I am new to the Arduino world and have a quick question about controlling the Arduino Uno's LED with Python.
I wrote a sketch that turns the LED on and off via pin 13. And I also wrote a Python script that uses pyserial to communicate with the Uno over port /dev/ttyACM0 (I am running Ubuntu 20.04 on my main developer laptop).
Most of the Arduino Python tutorials first show how to upload a sketch and then how to use Python to communicate with the sketch that does the actual heavy lifting of flipping the LED on and off.
Can Python communicate directly with the Arduino's pins and registers without having a sketch in between?
But you can run Python on some Arduino, at least that’s what 15 seconds of googling turns up.

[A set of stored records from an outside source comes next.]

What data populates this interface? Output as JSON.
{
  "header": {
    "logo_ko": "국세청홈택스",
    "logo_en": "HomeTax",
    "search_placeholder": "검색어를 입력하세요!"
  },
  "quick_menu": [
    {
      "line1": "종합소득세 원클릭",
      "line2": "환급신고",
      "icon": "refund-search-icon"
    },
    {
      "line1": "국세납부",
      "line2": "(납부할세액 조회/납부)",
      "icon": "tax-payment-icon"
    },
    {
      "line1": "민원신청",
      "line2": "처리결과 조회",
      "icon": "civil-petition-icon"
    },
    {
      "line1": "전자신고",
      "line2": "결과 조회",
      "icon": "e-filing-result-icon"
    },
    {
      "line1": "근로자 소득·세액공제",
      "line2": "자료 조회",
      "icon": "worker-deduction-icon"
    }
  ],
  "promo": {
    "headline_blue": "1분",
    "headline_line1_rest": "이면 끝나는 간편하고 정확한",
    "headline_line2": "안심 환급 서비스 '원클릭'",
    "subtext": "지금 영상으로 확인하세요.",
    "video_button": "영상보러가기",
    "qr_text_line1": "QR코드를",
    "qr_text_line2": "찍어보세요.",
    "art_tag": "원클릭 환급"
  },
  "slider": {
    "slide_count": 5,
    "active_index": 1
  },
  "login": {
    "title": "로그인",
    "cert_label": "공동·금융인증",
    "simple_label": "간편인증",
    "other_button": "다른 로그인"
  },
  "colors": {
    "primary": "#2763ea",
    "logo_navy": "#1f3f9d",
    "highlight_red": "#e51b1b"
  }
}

Or you might want to find or write a more capable general purpose “light lifting” sketch to upload. So it really does just some low level stuff and you will be able to heavy lift on the Python (PC) side.
I've been there and you got a few things you can do that actually helps achieve your goal.

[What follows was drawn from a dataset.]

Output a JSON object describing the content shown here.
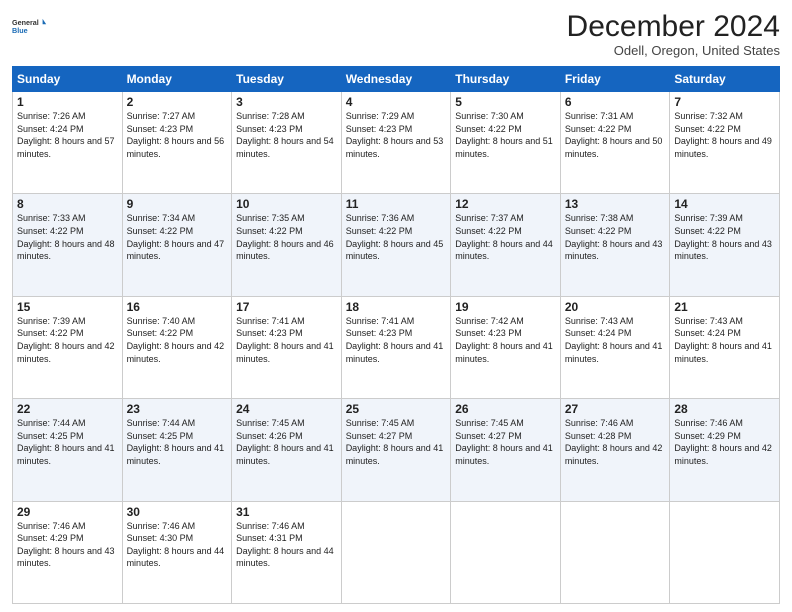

First you can try to use the pyfirmata module to send sketches via python.
But to be honnest i never succeeded in making it work efficiently.
The second option is what I did with a piece of software i'm currently developping, and it's a bit trickier.
You need to "steal" the arduino compiler, linker and uploader.
I can't guide you through this process as it is really tedious. But I can give you some tracks ; in your arduino IDE activate the "show verbose during output" for compiler and uploading in the preferences.
Then copy paste the command lines.
Track down the files and try to understand those commands so you can copy paste everything in your project folder.
Then use python os.system() function to execute those functions in the command line.
These are just tracks on what you could do. You actually need to understands the role of the compiler , linker etc.
Don't hesitate to message me if you have more precise questions about that.
I want to thank everyone who provided insight and guidance. I have a much better understanding of the Arduino programming model and am able to interact with my Uno with both Python and C. That's way more progress than I thought I'd ever make in a little more than a week of having my Uno. Perfect!!!
Next up: Java!
(Haven't had this much fun with low level systems programming since first learning C way back in the mid 80s!)